We have carefully reviewed the charge and the supplementary instructions on the various kinds and degrees of homicide, and find them to have been careful, accurate and impartial. Supplementary instructions are, of course, common and are contemplated by our rules. See Pa. R. Crim. Proc. 1119(c). Appellant’s reliance on Commonwealth v. Wright, 444 Pa. 536, 282 A. 2d 323 (1971), is misplaced. There the court, acting not on the request of the jury but that of the district attorney, recalled the jury from its deliberations to give specific additional instructions. We held under the circumstances of that case that this was an unjustified over-emphasis, adverse to the defendant, on the particular point, and had a coercive effect on the jury. We find no such element in the case at bar.

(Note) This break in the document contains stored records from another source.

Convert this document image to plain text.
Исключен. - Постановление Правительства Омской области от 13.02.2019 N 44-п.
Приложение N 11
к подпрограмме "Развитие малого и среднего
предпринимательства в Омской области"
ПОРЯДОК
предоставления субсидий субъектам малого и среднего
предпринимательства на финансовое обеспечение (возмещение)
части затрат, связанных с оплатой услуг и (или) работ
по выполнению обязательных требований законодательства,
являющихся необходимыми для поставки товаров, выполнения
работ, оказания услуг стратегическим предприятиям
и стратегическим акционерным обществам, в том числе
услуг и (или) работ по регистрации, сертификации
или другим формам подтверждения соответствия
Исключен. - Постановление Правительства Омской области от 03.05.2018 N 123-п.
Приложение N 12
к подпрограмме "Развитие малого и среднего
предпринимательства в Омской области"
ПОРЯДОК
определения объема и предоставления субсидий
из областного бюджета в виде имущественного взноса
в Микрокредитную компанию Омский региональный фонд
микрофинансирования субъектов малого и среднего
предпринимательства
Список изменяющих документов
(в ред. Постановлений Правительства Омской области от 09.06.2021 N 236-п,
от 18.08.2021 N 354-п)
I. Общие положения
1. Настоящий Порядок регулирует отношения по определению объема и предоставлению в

The judgment of sentence of murder in the first degree is affirmed. 
      
       An additional point was raised which we do not consider. See note 5, infra.
      
     
      
      
        Miranda v. Arizona, 384 U.S. 436, 16 L. Ed. 2d 694 (1966).
     
      
       The first statement had admitted the appellant’s presence at the victim Sawyer’s home (the scene of the crime), bnt denied that he had shot Sawyer; this had been done, he said, by a companion, Picola Dickerson. In the second statement Sawyer was said to have been shot accidentally when he swung a liquor bottle at Moore, hitting a gun Moore was then holding. At trial appellant gave a third version: that it was Sawyer who brandished a pistol, that Moore had tried to disarm him in self-defense, and that the pistol had discharged during the struggle between Sawyer and Moore.
     
      
       The judge went on to explain that “whether a confession or statement is voluntary depends largely upon the facts of the case, the sex, age, disposition, education and previous training of the defendant, his mental quality and his ability to understand; his physical health and surroundings are matters also to be considered. ... If he did not receive the [constitutional] warnings or understand them, such as his right to have counsel, then of course the confession would not be a voluntary one. ... If you find that the defendant was coerced and compelled by reason of force, or violence and threats or otherwise—intimidation of any kind—to make statements or confessions then they would not be voluntary acts and you should ignore them completely and give them no consideration whatsoever.” No challenge was made to the propriety or adequacy of the instructions.
     
      
       The quoted language is from the testimony of a neighbor, one Andrew Davis. Similar testimony as to what Sawyer said came from his wife and another neighbor. Appellant has challenged the competency of these declarations as being hearsay, not covered by the res gestae exception, since Sawyer was in no position to observe any theft of his money upstairs. See and compare Commonwealth v. Fugmann, 330 Pa. 4, 198 Atl. 99 (1938) and Commonwealth v. Edwards, 431 Pa. 44, 244 A. 2d 683 (1968). While objection was interposed to the first statement of the deceased as testified to by his wife, the similar statements of two neighbors were not objected to. More importantly, no error was assigned in this respect in the motion for a new trial, and the point was not considered by the court below. As we have repeatedly stated, the Court will not entertain issues of this sort which are raised for the first time on appeal. Commonwealth v. Kontos, 442 Pa. 357, 275 A. 2d 389 (1971); Commonwealth v. Rogers, 440 Pa. 598, 269 A. 2d 449 (1970).
     
      
       No express objection was made at trial, counsel for the defendant noting merely that the courts “comments on first degree were voluntary on the court’s part, because the request for further instruction . . . was only on voluntary manslaughter.” The court in effect treated this statement as an objection, however, observing that he had discretion to expand on the foreman’s request and was “not tied to what they ash for”. The point was also raised on the motion for a new trial and considered by Judge Chudoet in his opinion.